His achievements were recognised by his election as Fellow of the American Academy of Arts and Sciences and as President of the American Political Science Association (Apsa), 1978-79, perhaps the highest post in the profession.

Brought up in Beaver Dam, Wisconsin, Epstein first enrolled at the University of Wisconsin, Madison in 1936 to study economics. Having graduated in 1940, he took a year completing his MA, and then served overseas. He spent two years in England and at the end of the Second World War studied for a term at Oxford. This began a love affair with British politics. He returned to the US and completed his PhD at Chicago in 1948. His subject was a judicial biography of William O. Douglas, the Supreme Court judge.

Epstein joined the Madison Political Science Department in 1948 and remained there until his retirement 40 years later. He became a full professor in 1958, was departmental chairman between 1960 and 1963, and played a crucial role in making the department one of the leading centres for political science in the US and therefore internationally. The university had a strong tradition in the social sciences and social reform - for example, it did much to develop the US social security system. Epstein was well acquainted with generations of Wisconsin political leaders, including the Progressives. His own politics, as for most of the faculty, were centrist Democrat.

A year's research in Britain, financed by a Ford Foundation grant, led to his first book, Britain: uneasy ally (1954). There followed Politics in Wisconsin (1958) and British Politics in the Suez Crisis (1964). The latter analysed the political system coping with a crisis; he also showed that Conservative critics of the Suez intervention had more trouble in safe Tory seats than those in marginal seats.

His comparative interest was demonstrated in his classic Political Parties in Western Democracies (1967). He argued that American parties should not seek to emulate an ideal European model. They grew out of the exceptional circumstances of the national culture, separation of powers and primary elections. In a democracy parties are representative bodies and the Democratic and Republican parties reflected the diversity of American society. This view was restated in his Apsa presidential address in 1979, "What Happened to the British Party Model?"

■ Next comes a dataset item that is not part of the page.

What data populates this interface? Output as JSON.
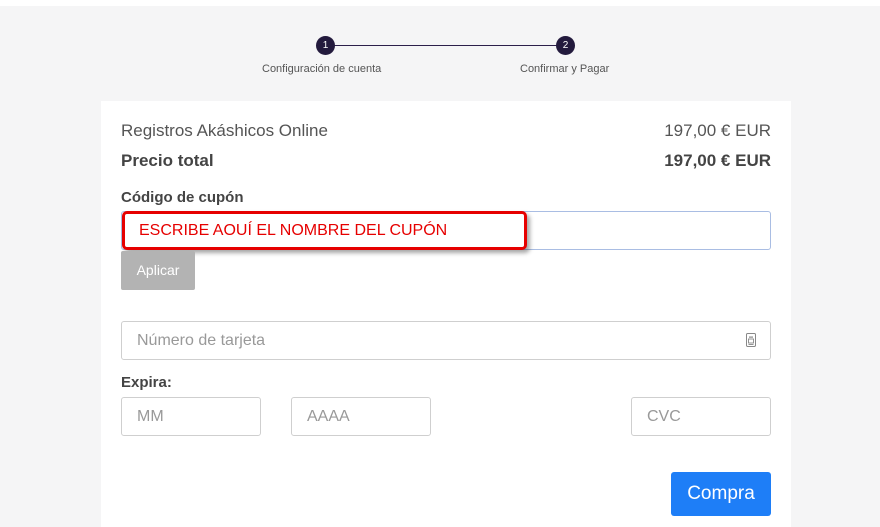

His book was published while he served as Dean of Letters and Science at Madison between 1965 and 1969. He enjoyed talking politics over lunch and gave as his reason for turning the post down some years earlier: "Do you know who Deans have lunch with?" This was a demanding job during a demanding period. The radicalisation of campuses across the US, in part because of student protests against the war with Vietnam, meant that university administrators were regularly shouted down when they addressed student gatherings. He kept his cool but it was alien to his idea of university life.

The experience confirmed that becoming a university chancellor was not for him and he returned to teaching and research with relief. His Governing the University: the campus and the public interest (1974) was his effort to restate traditional values while taking account of new pressures in higher education.

Epstein's personal qualities attracted something close to devotion among friends and colleagues. He was thoughtful - both sympathetic and reflective - a good listener and fair- minded. For over 50 years he was married to Shirley Golewitz; they had met while he was studying at Chicago. They regularly attended the Labour Party's annual conferences in Britain. He nursed her during her long illness until her death in 2001.

He was inseparable from Madison and in retirement kept in close contact with former university colleagues, continued to read widely and was still playing a competitive game of tennis until a few years ago. He regularly bought convertible cars, reasoning that, given the local weather, you had to maximise the sunshine.

Always well-organised and clear-headed ("a clean desk man", according to a friend), he left instructions that he wanted no life-preserving health measures, no funeral, no memorial; he even drafted his own obituary.